Prolonged computer work and smartphone use can cause stiffness of the neck and shoulder muscles, including the trapezius muscle. Hence, muscle hardness quantification is clinically beneficial. The present study aimed to examine the reliability of trapezius muscle hardness measurement using a portable muscle hardness meter and ultrasound strain elastography. Overall, 20 healthy young men participated in this study. Prior to measurement, the participant’s subjective symptoms, particularly shoulder muscle stiffness, were rated using an 11-point verbal scale. Furthermore, hardness of the right and left upper trapezius muscles was assessed. In the strain elastography assessment, muscle hardness was evaluated using strain ratio. Results showed that, in quantifying upper trapezius muscle hardness, both portable muscle hardness meter and strain elastography had an excellent intra-tester reliability (>0.9). However, the correlation coefficients between muscle hardness values assessed using a muscle hardness meter and those evaluated with strain elastography did not significantly differ, and the scores for subjective shoulder stiffness did not correspond to muscle hardness values. Therefore, the hardness of the trapezius muscle does not directly reflect the subjective shoulder stiffness. Future studies should thoroughly examine the location of the shoulder stiffness, and check whether it is accompanied by local pain or tenderness.

Keywords:

muscle hardness; trapezius muscle; muscle hardness meter; ultrasound strain elastography; strain ratio; intra-tester reliability; ergonomics

1. Introduction

In the recent years, neck and shoulder pain has become a common symptom due to prolonged intensive computer work [1,2]. In Japan, according to the Comprehensive Survey of Living Conditions 2019 of the Ministry of Health, Labor, and Welfare, shoulder stiffness is the second most common complaint (57.2 per 1000 population) after back pain among men and is the most frequent condition (113.8 per 1000 population) among women [3]. Previous studies have shown that individuals with neck or shoulder pain have stiff trapezius muscles [4,5]. Further, those with muscle stiffness are more likely to experience neck or shoulder pain [6,7]. Therefore, trapezius muscle hardness should be quantified to obtain clinically useful information and assess the effect of therapeutic interventions.
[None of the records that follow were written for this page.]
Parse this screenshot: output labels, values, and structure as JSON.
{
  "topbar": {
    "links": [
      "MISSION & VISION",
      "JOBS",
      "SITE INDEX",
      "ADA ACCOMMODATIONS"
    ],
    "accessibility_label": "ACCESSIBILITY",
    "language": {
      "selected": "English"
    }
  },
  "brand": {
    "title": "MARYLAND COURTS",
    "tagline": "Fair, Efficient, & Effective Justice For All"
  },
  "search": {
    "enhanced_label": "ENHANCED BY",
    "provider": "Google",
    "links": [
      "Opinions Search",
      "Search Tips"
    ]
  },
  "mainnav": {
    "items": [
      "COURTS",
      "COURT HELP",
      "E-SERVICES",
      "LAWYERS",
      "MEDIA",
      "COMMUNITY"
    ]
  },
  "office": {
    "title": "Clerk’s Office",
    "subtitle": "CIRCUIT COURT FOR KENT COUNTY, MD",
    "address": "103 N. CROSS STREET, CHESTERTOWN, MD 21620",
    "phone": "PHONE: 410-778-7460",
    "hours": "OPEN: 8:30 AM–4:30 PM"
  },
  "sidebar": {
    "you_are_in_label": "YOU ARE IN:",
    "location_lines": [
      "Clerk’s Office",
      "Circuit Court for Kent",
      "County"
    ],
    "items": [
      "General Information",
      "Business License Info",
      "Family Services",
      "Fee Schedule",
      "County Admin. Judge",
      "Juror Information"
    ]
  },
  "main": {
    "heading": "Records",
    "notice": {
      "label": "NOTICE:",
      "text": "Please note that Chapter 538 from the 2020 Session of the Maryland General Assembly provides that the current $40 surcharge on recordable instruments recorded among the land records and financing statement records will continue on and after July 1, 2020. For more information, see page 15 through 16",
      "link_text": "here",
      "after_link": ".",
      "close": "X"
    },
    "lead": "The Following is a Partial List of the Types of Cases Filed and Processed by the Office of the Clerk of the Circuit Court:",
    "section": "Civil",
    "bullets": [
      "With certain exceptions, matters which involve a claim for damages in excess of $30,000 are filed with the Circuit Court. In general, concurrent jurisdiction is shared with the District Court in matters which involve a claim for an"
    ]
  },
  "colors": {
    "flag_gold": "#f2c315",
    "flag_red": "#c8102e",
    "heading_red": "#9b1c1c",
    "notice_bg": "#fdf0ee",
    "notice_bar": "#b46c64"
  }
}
In a clinical setting, palpation is commonly and fundamentally used in evaluating resistance or deformation caused by applying an external force to tissues. Thus, studies on muscle hardness using a push-in muscle hardness meter have been conducted for a quarter of a century [8,9,10]. The muscle is generally considered “hard” when it is fatigued and “soft” when relaxed [9,10]. Thus, fatigue caused by exercise and muscle relaxation due to various treatments can be evaluated. Using a muscle hardness meter is advantageous as it is easy to carry and the technique can be learned. However, it also has some disadvantage: it can evaluate overall resistance to pressure, but not hardness specific to each tissue. That is, the superficial muscle and deep muscle cannot be separately evaluated. Then, ultrasound elastography, a technique that is more effective in noninvasively and quantitatively evaluating tissue hardness, was developed. It can easily show the distribution of hardness within a target tissue in real time. Moreover, in recent years, it has been used in evaluating muscle hardness. In particular, shear wave elastography [11,12,13,14,15,16,17] and strain elastography [11,18,19,20,21,22,23] are commonly utilized to evaluate muscle hardness. They can identify the distribution of stiffness or hardness within a target muscle. Inami et al. [23] mentioned the characteristics of the two methods. Shear wave elastography can evaluate muscle hardness along the muscle shortening direction, and strain elastography can assess strain representing muscle hardness in a perpendicular direction to muscle shortening. Akagi and Kusama [24] evaluated trapezius muscle hardness using shear wave elastography and a muscle hardness meter. Results showed no correlation between the obtained values. Muscle hardness value obtained using strain elastography is more similar to that measured with a muscle hardness meter than that assessed using shear wave elastography. However, previous studies have not assessed the reliability and reproducibility of strain elastography and muscle hardness meter in evaluating trapezius muscle hardness.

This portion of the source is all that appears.